Photographers often have their tricks to get the best photos of their clients. Some of these techniques go well beyond just saying cheese. For wedding photographer Myriam Ménard, she instructs her clients to pretend to be drunk. The approach, while it might sound silly, really works. The people in her portraits look at ease and that they’re having a great time together. By telling her subjects to act intoxicated, she unlocks their natural chemistry that can sometimes freeze in front of a camera.
If the thought of a photographer telling you to act drunk makes you laugh—or at the very least smile—then you’ve tapped into why Ménard began using this approach in the first place. “I use this technique simply because I feel like people find it funny (tested so many times) and especially to have a spontaneous result,” she tells My Modern Met. “I don’t want them to stand in there and wait, it’s uncomfortable for most people, even me. I don’t like to be photographed, so I truly want them to escape their mind.”
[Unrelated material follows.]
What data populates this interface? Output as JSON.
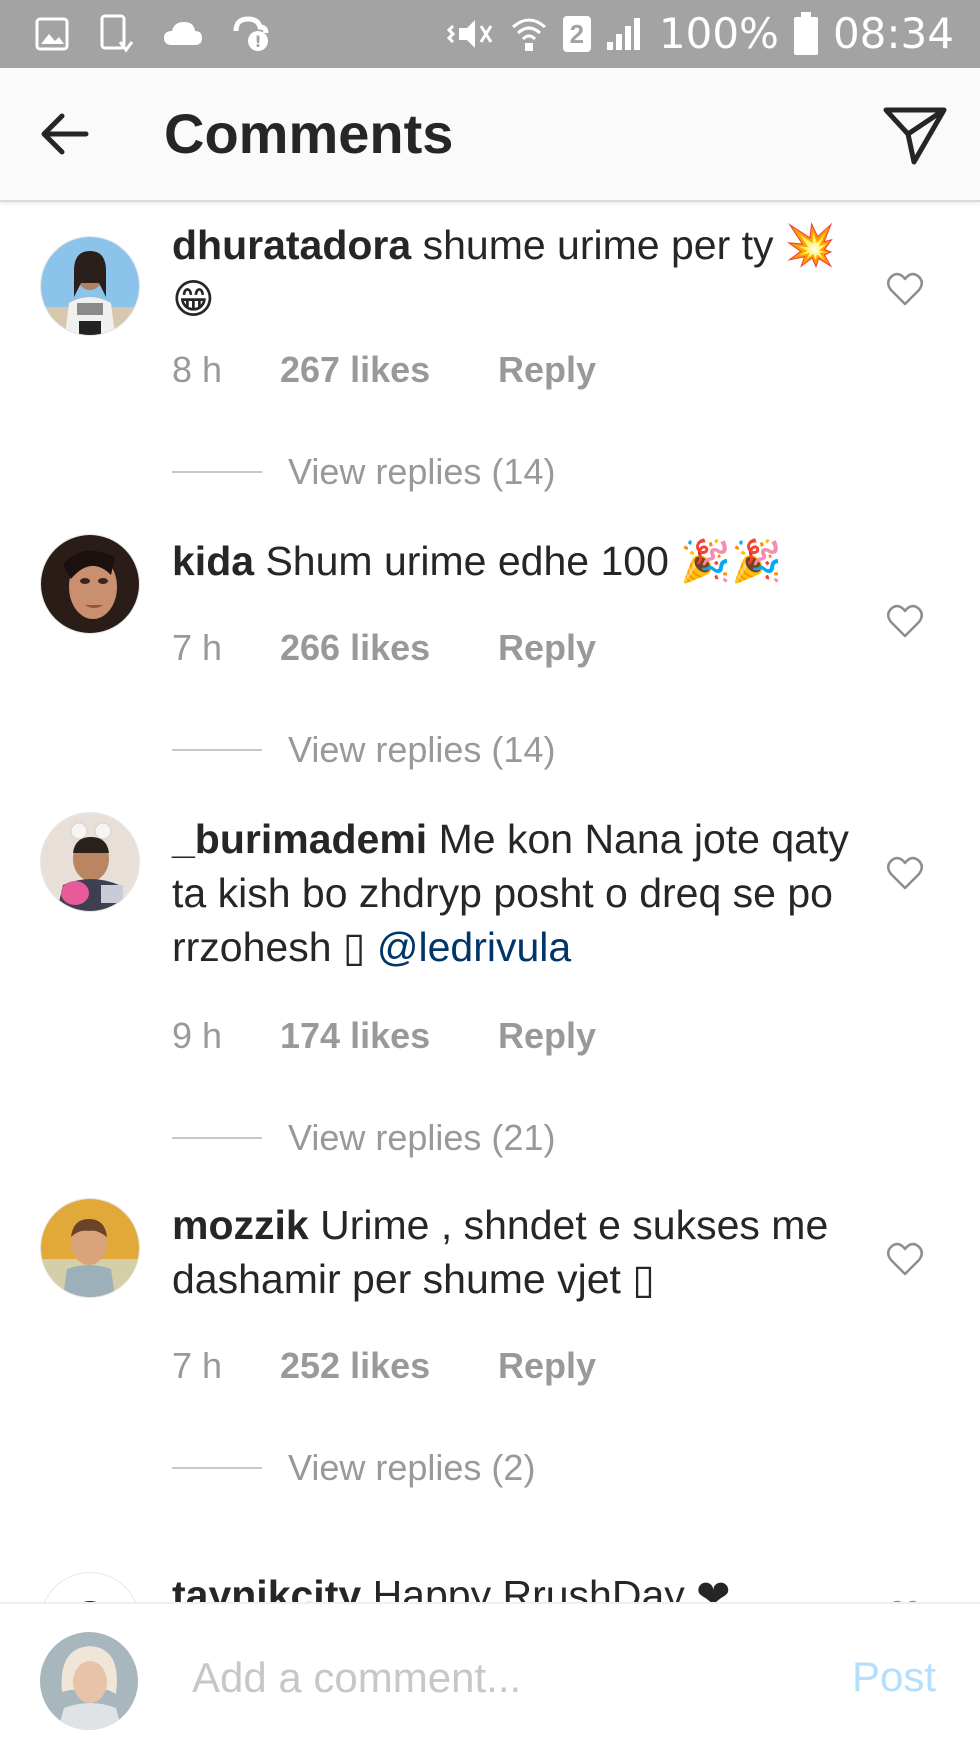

Once she gives the directive to act drunk, her clients’ bodies tend to relax. This is ideal because the camera captures all of the details. “The energy of a posture, of a gesture, so I take care to show people in their most relaxed aspect despite their nervousness to have their picture taken,” Ménard explains. “Moreover, most of the people (95%) who pass in front of my camera are people who have never or almost never been photographed, so this trick is a good way to immerse them in a goofy and relaxed atmosphere. This way their attention is no longer on what they think they look like but rather on the game.”
While the approach is amusing to most, Ménard is conscious of the fact that her clients may struggle with their relationship with alcohol. “I am careful to ask people first if they have bad experiences with alcohol, as I don’t want to offend them by asking them something that might make them uncomfortable (e.g. an ex-alcoholic, a parent struggling with alcoholism). I am very aware that the subject can be very sensitive for some and anything but humoristic.”